“A LOVE OF TRUTH AND A PASSION FOR HUMAN IMPROVEMENT”: SPLENDID FIRST EDITION OF THE FIRST COMPLETE WORKS OF PLATO TRANSLATED INTO ENGLISH
PLATO. The Works of Plato, viz. His Fifty-Five Dialogues, and Twelve Epistles, Translated from the Greek. London: T. Taylor, 1804. Five volumes. Large quarto, modern three-quarter dark brown polished calf, raised bands, burgundy morocco spine labels, top edges gilt, uncut.
First edition of the first complete English translation of Plato’s works, handsomely bound. Translated by Thomas Taylor, the leading Platonist of his day, a translation still considered unequaled.

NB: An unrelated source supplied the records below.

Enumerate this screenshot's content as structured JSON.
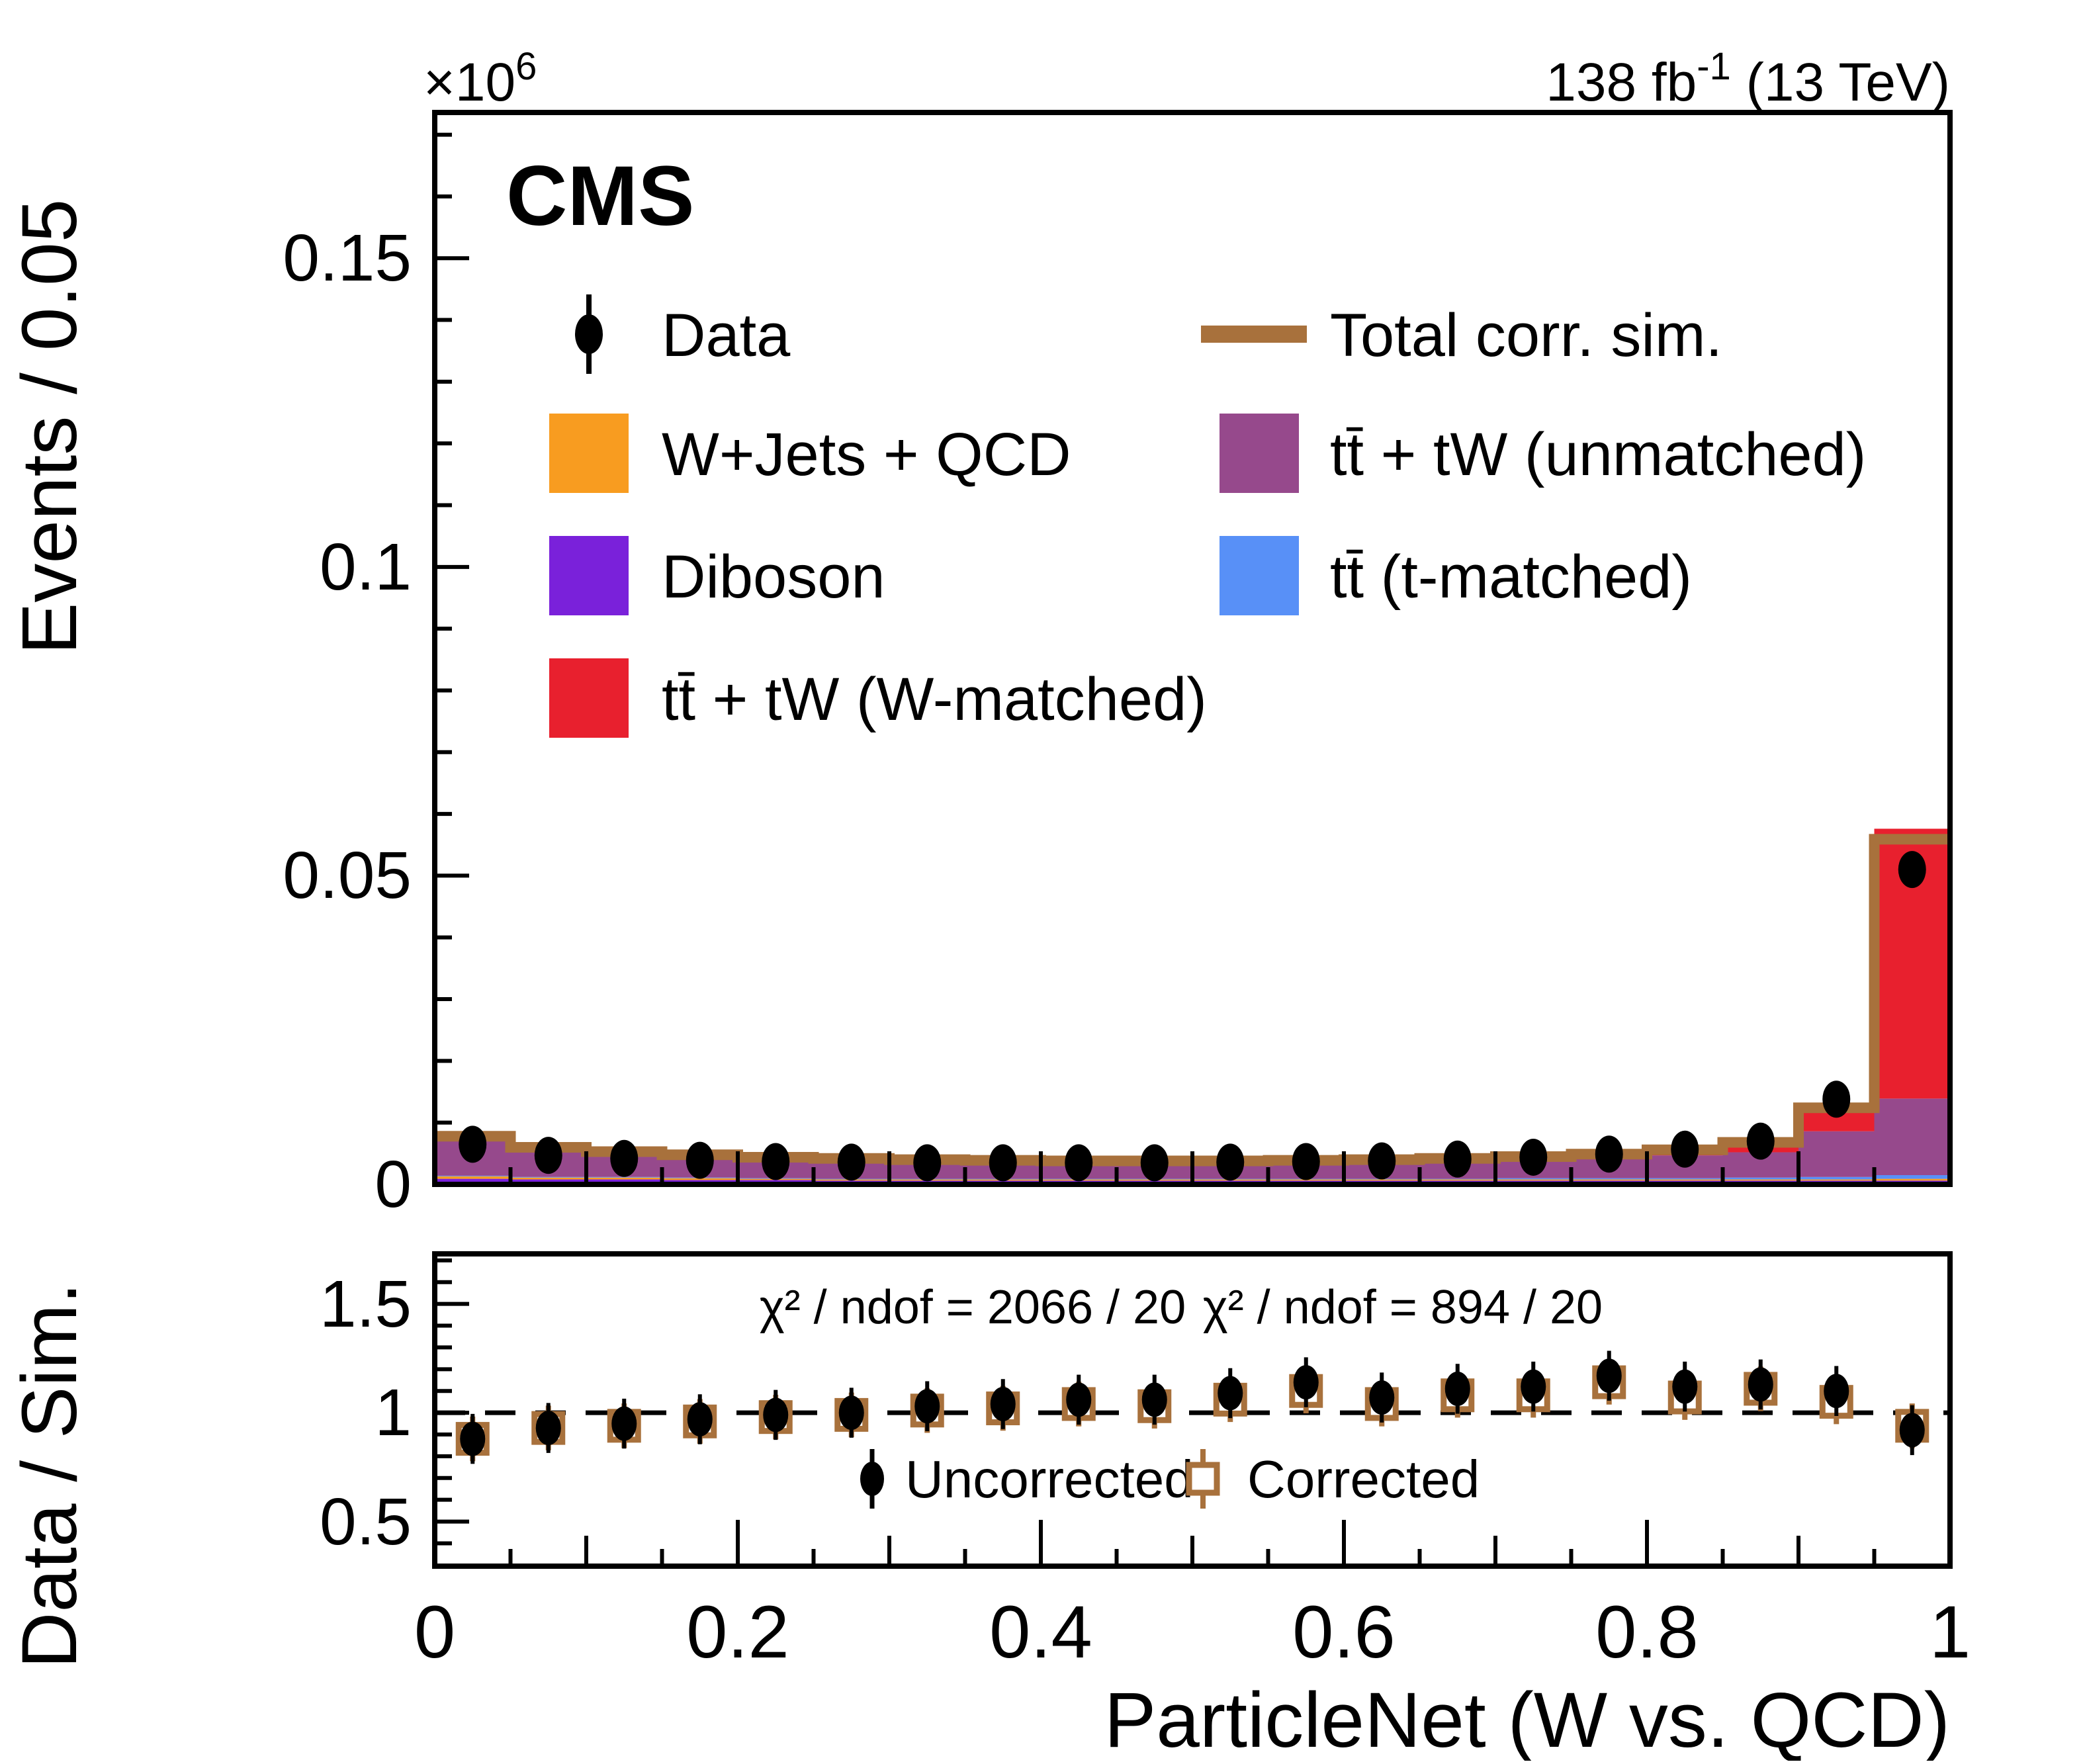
{
  "header": {
    "cms": "CMS",
    "lumi_prefix": "138 fb",
    "lumi_sup": "-1",
    "lumi_suffix": " (13 TeV)"
  },
  "main_axis": {
    "ylabel": "Events / 0.05",
    "exp_prefix": "×10",
    "exp_sup": "6",
    "yticks": [
      "0",
      "0.05",
      "0.1",
      "0.15"
    ]
  },
  "xaxis": {
    "title": "ParticleNet (W vs. QCD)",
    "ticks": [
      "0",
      "0.2",
      "0.4",
      "0.6",
      "0.8",
      "1"
    ]
  },
  "legend": {
    "data": "Data",
    "wjets": "W+Jets + QCD",
    "diboson": "Diboson",
    "wmatched": "tt̄ + tW (W-matched)",
    "total_corr": "Total corr. sim.",
    "unmatched": "tt̄ + tW (unmatched)",
    "tmatched": "tt̄ (t-matched)"
  },
  "ratio_panel": {
    "ylabel": "Data / Sim.",
    "yticks": [
      "0.5",
      "1",
      "1.5"
    ],
    "chi2_uncorrected": "χ² / ndof = 2066 / 20",
    "chi2_corrected": "χ² / ndof = 894 / 20",
    "legend_uncorrected": "Uncorrected",
    "legend_corrected": "Corrected"
  },
  "colors": {
    "wjets": "#F89C20",
    "diboson": "#7A21DA",
    "wmatched": "#E8202E",
    "unmatched": "#96498C",
    "tmatched": "#5890F7",
    "total_corr": "#A8713C",
    "data": "#000000"
  },
  "chart_data": {
    "type": "bar",
    "stacked": true,
    "title": "CMS, 138 fb-1 (13 TeV)",
    "xlabel": "ParticleNet (W vs. QCD)",
    "ylabel": "Events / 0.05 (×10⁶)",
    "n_bins": 20,
    "bin_width": 0.05,
    "x_range": [
      0,
      1
    ],
    "ylim": [
      0,
      0.1736
    ],
    "ratio_ylim": [
      0.295,
      1.73
    ],
    "legend_position": "top-inside",
    "grid": false,
    "series": [
      {
        "name": "Diboson",
        "color_key": "diboson",
        "values": [
          0.0009,
          0.0008,
          0.0008,
          0.0007,
          0.0007,
          0.0006,
          0.0006,
          0.0006,
          0.0006,
          0.0006,
          0.0006,
          0.0006,
          0.0006,
          0.0006,
          0.0006,
          0.0006,
          0.0006,
          0.0006,
          0.0006,
          0.0006
        ]
      },
      {
        "name": "W+Jets + QCD",
        "color_key": "wjets",
        "values": [
          0.0004,
          0.0003,
          0.0003,
          0.0003,
          0.0002,
          0.0002,
          0.0002,
          0.0002,
          0.0002,
          0.0002,
          0.0002,
          0.0002,
          0.0002,
          0.0002,
          0.0002,
          0.0002,
          0.0002,
          0.0002,
          0.0002,
          0.0003
        ]
      },
      {
        "name": "tt̄ (t-matched)",
        "color_key": "tmatched",
        "values": [
          0.0001,
          0.0001,
          0.0001,
          0.0001,
          0.0001,
          0.0001,
          0.0001,
          0.0001,
          0.0001,
          0.0001,
          0.0001,
          0.0001,
          0.0001,
          0.0001,
          0.0002,
          0.0002,
          0.0002,
          0.0003,
          0.0004,
          0.0006
        ]
      },
      {
        "name": "tt̄ + tW (unmatched)",
        "color_key": "unmatched",
        "values": [
          0.0063,
          0.0047,
          0.004,
          0.0036,
          0.0033,
          0.0032,
          0.003,
          0.0029,
          0.0028,
          0.0028,
          0.0028,
          0.0028,
          0.0029,
          0.003,
          0.0031,
          0.0033,
          0.0037,
          0.0041,
          0.0074,
          0.0124
        ]
      },
      {
        "name": "tt̄ + tW (W-matched)",
        "color_key": "wmatched",
        "values": [
          0.0001,
          0.0001,
          0.0001,
          0.0001,
          0.0001,
          0.0001,
          0.0001,
          0.0001,
          0.0001,
          0.0001,
          0.0001,
          0.0002,
          0.0002,
          0.0003,
          0.0004,
          0.0006,
          0.0009,
          0.0016,
          0.0045,
          0.0437
        ]
      }
    ],
    "total_corrected_sim": {
      "name": "Total corr. sim.",
      "color_key": "total_corr",
      "values": [
        0.0078,
        0.006,
        0.0053,
        0.0048,
        0.0044,
        0.0042,
        0.004,
        0.0039,
        0.0038,
        0.0038,
        0.0038,
        0.0039,
        0.004,
        0.0042,
        0.0045,
        0.0049,
        0.0056,
        0.0068,
        0.0124,
        0.0559
      ]
    },
    "data_points": {
      "name": "Data",
      "values": [
        0.0065,
        0.0047,
        0.0042,
        0.0039,
        0.0037,
        0.0036,
        0.0035,
        0.0035,
        0.0035,
        0.0035,
        0.0036,
        0.0037,
        0.0038,
        0.0041,
        0.0044,
        0.0049,
        0.0057,
        0.007,
        0.0138,
        0.051
      ],
      "y_error": 0.00025
    },
    "ratio": {
      "ref_line": 1,
      "uncorrected": [
        0.88,
        0.93,
        0.95,
        0.97,
        0.99,
        1.0,
        1.03,
        1.04,
        1.06,
        1.06,
        1.09,
        1.14,
        1.07,
        1.11,
        1.12,
        1.17,
        1.12,
        1.13,
        1.1,
        0.92
      ],
      "corrected": [
        0.88,
        0.93,
        0.94,
        0.96,
        0.98,
        0.99,
        1.01,
        1.02,
        1.04,
        1.03,
        1.06,
        1.1,
        1.04,
        1.08,
        1.08,
        1.14,
        1.07,
        1.11,
        1.05,
        0.94
      ],
      "y_error": 0.06
    }
  }
}
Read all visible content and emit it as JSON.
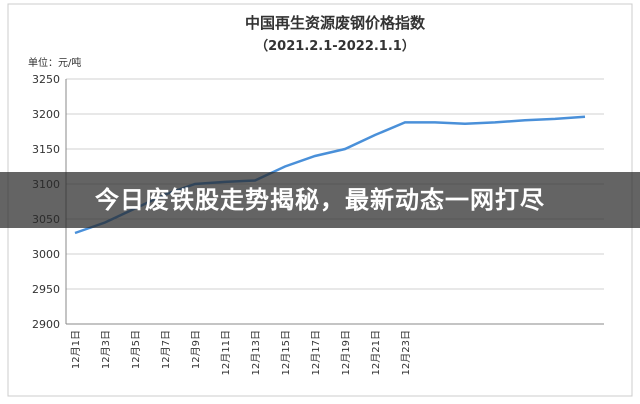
{
  "chart_data": {
    "type": "line",
    "title": "中国再生资源废钢价格指数",
    "subtitle": "（2021.2.1-2022.1.1）",
    "y_label": "单位：元/吨",
    "categories": [
      "12月1日",
      "12月3日",
      "12月5日",
      "12月7日",
      "12月9日",
      "12月11日",
      "12月13日",
      "12月15日",
      "12月17日",
      "12月19日",
      "12月21日",
      "12月23日",
      null,
      null,
      null,
      null,
      null,
      null
    ],
    "series": [
      {
        "name": "废钢价格指数",
        "color": "#4a90d9",
        "values": [
          3030,
          3045,
          3065,
          3085,
          3100,
          3103,
          3105,
          3125,
          3140,
          3150,
          3170,
          3188,
          3188,
          3186,
          3188,
          3191,
          3193,
          3196
        ]
      }
    ],
    "ylim": [
      2900,
      3250
    ],
    "yticks": [
      2900,
      2950,
      3000,
      3050,
      3100,
      3150,
      3200,
      3250
    ],
    "grid": true
  },
  "banner": "今日废铁股走势揭秘，最新动态一网打尽"
}
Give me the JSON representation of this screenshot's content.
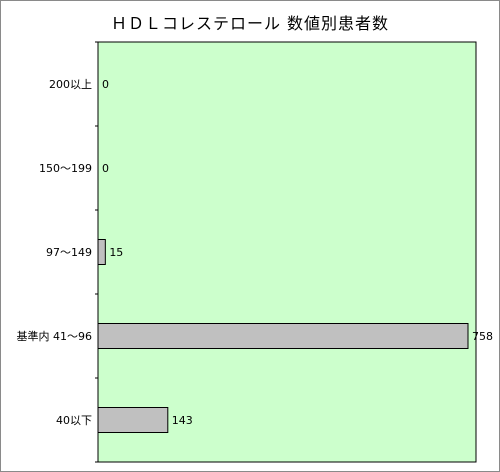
{
  "chart_data": {
    "type": "bar",
    "orientation": "horizontal",
    "title": "ＨＤＬコレステロール 数値別患者数",
    "categories": [
      "200以上",
      "150〜199",
      "97〜149",
      "基準内 41〜96",
      "40以下"
    ],
    "values": [
      0,
      0,
      15,
      758,
      143
    ],
    "xlim": [
      0,
      758
    ],
    "grid": false,
    "legend": "none",
    "colors": {
      "plot_background": "#ccffcc",
      "bar_fill": "#c0c0c0",
      "bar_stroke": "#000000"
    }
  }
}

“Amidst a great diversity, both of subject and treatment, the dialogues are pervaded by two dominant impulses: a love of truth and a passion for human improvement. While nowhere is a definite system laid down, it has been truly said that the germ of all ideas can be found in Plato” (PMM 27). Thomas Taylor was the leading English Platonist of his day: “In his knowledge of Plato… he has never been equaled by any Englishman, and he is still the most important disseminator of ancient philosophy in the history of English and American literature” (Axon, Thomas Taylor, 11). “The mystical neo-Pythagorean mathematics he esteemed the true science, which the Arabians and their European successors had corrupted; and he rejected the common opinion of an essential antagonism between the Platonic and Peripatetic philosophies… his frank avowal of philosophic polytheism created a strong feeling against him” (DNB). Taylor incorporated into his monumental translation nine dialogues as previously translated by Floyer Sydenham; the remainder he translated and fully annotated himself. “Thanks to the learning and industry of Messrs. Sydenham and Taylor, we have now the whole of the works of this wonderful philosopher brought within the reach of the English public, with a great variety of learned notes and instructive dissertations. The works of Plato may be properly considered the Scriptures of the ancient world” (Allibone, 2361). With all half titles. Lowndes, 1877.
Interiors generally quite clean and fresh; bindings fine. A handsome, wide-margined set of this important first complete translation. Fine condition.